10 Haziran 2014 Salı

Beyin Kimyasında Devrim (Mustafa Özcan, 10 Haziran 2014)



Beyin Kimyasında Devrim

Başlık özünde, tarihi bir gelişme olarak zihni etkileyen insan beynindeki biyokimyasal süreçlerin devrim niteliğindeki bir açıklama ile çözümlenmesine göndermede bulunmaktadır.
Bu doğrultuda hazırlanmış olan makale Fransız hekimi ve düşünürü Henri Laborit’in(1914-1995) (*) çalışmaları ile başlayıp hala sürmekte olan psiko-nevroz patolojik zihin durumlarının tedavisinde çığır açan biyo-farmakolojik yaklaşımın kapsamında 1950’lerden bu yana yapılanları ele alarak genel bir aydınlatma sağlamayı amaçlamaktadır. Ayrıca makalede konuyla ilgisi kapsamı nedeni ile sözü edilen bazı özel psiko-nevrotik patolojik durumların yanı sıra sağlıklı insanın “normal” psikolojik durumlarını ilgilendiren konulara da atıfta bulunulmaktadır.  

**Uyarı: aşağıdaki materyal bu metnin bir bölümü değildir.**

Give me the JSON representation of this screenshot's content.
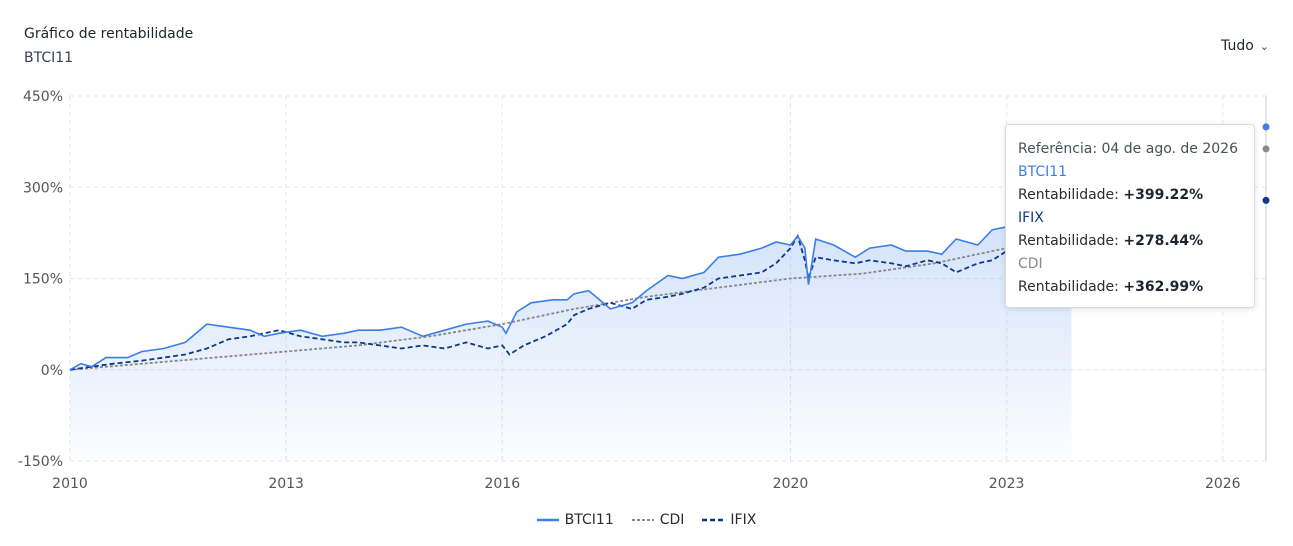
{
  "header": {
    "title": "Gráfico de rentabilidade",
    "subtitle": "BTCI11",
    "period_label": "Tudo"
  },
  "tooltip": {
    "reference": "Referência: 04 de ago. de 2026",
    "rows": [
      {
        "series": "BTCI11",
        "label": "Rentabilidade:",
        "value": "+399.22%"
      },
      {
        "series": "IFIX",
        "label": "Rentabilidade:",
        "value": "+278.44%"
      },
      {
        "series": "CDI",
        "label": "Rentabilidade:",
        "value": "+362.99%"
      }
    ]
  },
  "legend": [
    "BTCI11",
    "CDI",
    "IFIX"
  ],
  "colors": {
    "btci": "#3b7ee8",
    "cdi": "#888888",
    "ifix": "#0b3a8a",
    "grid": "#e6e6e6"
  },
  "chart_data": {
    "type": "line",
    "yticks": [
      "450%",
      "300%",
      "150%",
      "0%",
      "-150%"
    ],
    "xticks": [
      "2010",
      "2013",
      "2016",
      "2020",
      "2023",
      "2026"
    ],
    "ylim": [
      -150,
      450
    ],
    "xlim": [
      2010,
      2026.6
    ],
    "grid": true,
    "legend_position": "bottom",
    "series": [
      {
        "name": "BTCI11",
        "x": [
          2010.0,
          2010.15,
          2010.3,
          2010.5,
          2010.8,
          2011.0,
          2011.3,
          2011.6,
          2011.9,
          2012.2,
          2012.5,
          2012.7,
          2012.9,
          2013.2,
          2013.5,
          2013.8,
          2014.0,
          2014.3,
          2014.6,
          2014.9,
          2015.2,
          2015.5,
          2015.8,
          2016.0,
          2016.05,
          2016.2,
          2016.4,
          2016.7,
          2016.9,
          2017.0,
          2017.2,
          2017.5,
          2017.8,
          2018.0,
          2018.3,
          2018.5,
          2018.8,
          2019.0,
          2019.3,
          2019.6,
          2019.8,
          2020.0,
          2020.1,
          2020.2,
          2020.25,
          2020.35,
          2020.6,
          2020.9,
          2021.1,
          2021.4,
          2021.6,
          2021.9,
          2022.1,
          2022.3,
          2022.6,
          2022.8,
          2023.0,
          2023.05,
          2023.3,
          2023.6,
          2023.9
        ],
        "y": [
          0,
          10,
          5,
          20,
          20,
          30,
          35,
          45,
          75,
          70,
          65,
          55,
          60,
          65,
          55,
          60,
          65,
          65,
          70,
          55,
          65,
          75,
          80,
          70,
          60,
          95,
          110,
          115,
          115,
          125,
          130,
          100,
          110,
          130,
          155,
          150,
          160,
          185,
          190,
          200,
          210,
          205,
          220,
          200,
          140,
          215,
          205,
          185,
          200,
          205,
          195,
          195,
          190,
          215,
          205,
          230,
          235,
          195,
          215,
          225,
          235
        ]
      },
      {
        "name": "IFIX",
        "x": [
          2010.0,
          2010.3,
          2010.6,
          2011.0,
          2011.3,
          2011.6,
          2011.9,
          2012.2,
          2012.5,
          2012.7,
          2012.9,
          2013.2,
          2013.5,
          2013.8,
          2014.0,
          2014.3,
          2014.6,
          2014.9,
          2015.2,
          2015.5,
          2015.8,
          2016.0,
          2016.1,
          2016.3,
          2016.6,
          2016.9,
          2017.0,
          2017.2,
          2017.5,
          2017.8,
          2018.0,
          2018.3,
          2018.5,
          2018.8,
          2019.0,
          2019.3,
          2019.6,
          2019.8,
          2020.0,
          2020.1,
          2020.2,
          2020.25,
          2020.35,
          2020.6,
          2020.9,
          2021.1,
          2021.4,
          2021.6,
          2021.9,
          2022.1,
          2022.3,
          2022.6,
          2022.8,
          2023.0,
          2023.05,
          2023.3,
          2023.6,
          2023.9
        ],
        "y": [
          0,
          5,
          10,
          15,
          20,
          25,
          35,
          50,
          55,
          60,
          65,
          55,
          50,
          45,
          45,
          40,
          35,
          40,
          35,
          45,
          35,
          40,
          25,
          40,
          55,
          75,
          90,
          100,
          110,
          100,
          115,
          120,
          125,
          135,
          150,
          155,
          160,
          175,
          200,
          220,
          180,
          150,
          185,
          180,
          175,
          180,
          175,
          170,
          180,
          175,
          160,
          175,
          180,
          195,
          190,
          180,
          185,
          190
        ]
      },
      {
        "name": "CDI",
        "x": [
          2010.0,
          2011.0,
          2012.0,
          2013.0,
          2014.0,
          2015.0,
          2016.0,
          2017.0,
          2018.0,
          2019.0,
          2020.0,
          2021.0,
          2022.0,
          2023.0,
          2023.9
        ],
        "y": [
          0,
          10,
          20,
          30,
          40,
          55,
          75,
          100,
          120,
          135,
          150,
          158,
          175,
          200,
          225
        ]
      }
    ],
    "endpoints": {
      "BTCI11": 399.22,
      "IFIX": 278.44,
      "CDI": 362.99
    }
  }
}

Öte yandan makale konusunun beyin biyokimyasından seçilmesinin nedeni  klorpromazin (CPZ) denen ilk psikotropik ilacın Henri Laborit tarafından 1950’lerin hemen başındaki keşfinden bu yana geçen süre ile ilgilidir. Bana göre, o günden bu yana geçen zaman biyokimyanın zihin ile ilgili bu alt dalının olgun bir disipline dönüşmesi için son derece yeterli bir süreyi ifade etmektedir. Arapça kökenden gelen bir terimle ‘sittin sene’ denen 60 yıllık bu süre genel anlamda bilimsel bir disiplinin olgunlaşması ve sağınlaşması için hem gerekli hem de yeterli bir zaman uzunluğuna karşılık gelmektedir.

Bu nedenle konunun artık dar akademik çevrenin ötesinde popülerizasyon amacıyla da toplumsal boyutta bilinmesi gerektiği kanısındayım.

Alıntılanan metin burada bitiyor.